Max Benz is the founder of BankingGeek and analyses financial products to help you make informed decisions.

Frequently asked questions

The account is open to UK-registered sole traders, partnerships and limited companies. Applicants must be at least 18 years old and have a UK business address. Some complex structures, such as charities or overseas-controlled entities, may need to apply through a branch rather than online.

After any introductory free banking period, the standard monthly fee is 8.50 GBP. This covers electronic payments and receipts, but cash and cheque handling attract separate per-item charges. Higher-volume tariffs are available for businesses that process large numbers of transactions.

Yes. Lloyds Bank plc is covered by the FSCS, which protects eligible deposits up to 85,000 GBP per person per bank. Temporary higher protection of up to 1 million GBP may apply for certain business events, such as the proceeds of a property sale, for up to six months.

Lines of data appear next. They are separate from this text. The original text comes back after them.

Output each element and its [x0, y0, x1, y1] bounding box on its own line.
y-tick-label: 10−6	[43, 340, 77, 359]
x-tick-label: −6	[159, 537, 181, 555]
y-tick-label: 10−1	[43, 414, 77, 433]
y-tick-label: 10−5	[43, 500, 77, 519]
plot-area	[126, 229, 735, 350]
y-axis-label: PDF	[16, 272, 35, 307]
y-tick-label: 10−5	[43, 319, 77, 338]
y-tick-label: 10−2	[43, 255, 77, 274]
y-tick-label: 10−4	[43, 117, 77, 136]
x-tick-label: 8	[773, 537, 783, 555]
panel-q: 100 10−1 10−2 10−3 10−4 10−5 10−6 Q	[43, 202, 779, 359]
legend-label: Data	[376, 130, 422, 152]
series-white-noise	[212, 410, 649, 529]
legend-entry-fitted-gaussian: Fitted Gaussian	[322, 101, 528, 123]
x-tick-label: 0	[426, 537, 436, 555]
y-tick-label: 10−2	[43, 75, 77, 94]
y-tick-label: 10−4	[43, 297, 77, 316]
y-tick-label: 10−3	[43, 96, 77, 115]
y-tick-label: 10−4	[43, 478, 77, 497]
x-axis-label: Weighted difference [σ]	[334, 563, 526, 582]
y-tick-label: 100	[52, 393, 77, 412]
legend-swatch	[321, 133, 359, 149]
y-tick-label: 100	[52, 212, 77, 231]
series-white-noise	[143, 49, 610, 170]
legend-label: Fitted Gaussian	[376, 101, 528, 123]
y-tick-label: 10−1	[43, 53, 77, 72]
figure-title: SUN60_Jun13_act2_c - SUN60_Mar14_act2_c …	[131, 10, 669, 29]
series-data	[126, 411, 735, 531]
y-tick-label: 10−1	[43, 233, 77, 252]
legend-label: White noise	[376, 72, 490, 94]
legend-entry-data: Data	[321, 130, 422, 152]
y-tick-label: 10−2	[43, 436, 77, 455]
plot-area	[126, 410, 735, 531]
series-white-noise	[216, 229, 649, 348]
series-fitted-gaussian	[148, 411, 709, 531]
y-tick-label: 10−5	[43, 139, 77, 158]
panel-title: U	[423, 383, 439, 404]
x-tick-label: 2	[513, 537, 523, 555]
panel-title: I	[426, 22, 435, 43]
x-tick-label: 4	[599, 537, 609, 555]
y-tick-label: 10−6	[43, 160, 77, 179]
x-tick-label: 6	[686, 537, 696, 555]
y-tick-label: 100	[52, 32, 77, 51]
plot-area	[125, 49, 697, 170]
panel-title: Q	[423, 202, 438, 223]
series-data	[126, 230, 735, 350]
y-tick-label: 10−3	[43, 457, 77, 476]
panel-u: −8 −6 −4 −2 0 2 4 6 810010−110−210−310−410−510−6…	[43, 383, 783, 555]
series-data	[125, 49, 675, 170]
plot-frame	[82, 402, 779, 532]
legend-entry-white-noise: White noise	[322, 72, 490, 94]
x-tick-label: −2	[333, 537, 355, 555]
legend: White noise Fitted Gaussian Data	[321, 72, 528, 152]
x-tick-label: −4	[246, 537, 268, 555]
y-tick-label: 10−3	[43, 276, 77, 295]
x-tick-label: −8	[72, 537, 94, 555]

You can start the application online through the Lloyds business website. Most sole traders can complete the process digitally, while limited companies usually need to supply additional director information and may receive a follow-up call. Full activation can take several working days depending on the complexity of the business structure.

Lloyds is authorised by the PRA and regulated by the FCA and PRA, making it one of the most tightly overseen financial institutions in the UK. Online banking is protected by two-factor authentication and real-time fraud monitoring. Customers also have access to dedicated business fraud support lines if suspicious activity is detected.

Interest earned on UK business current accounts is subject to standard UK corporation tax rules for limited companies. Sole traders and partnerships include bank interest as part of their self-assessment income. Lloyds does not deduct tax at source from business accounts. Personal Savings Allowance rules apply only to personal rather than business accounts, so tax treatment depends on the legal structure of the business.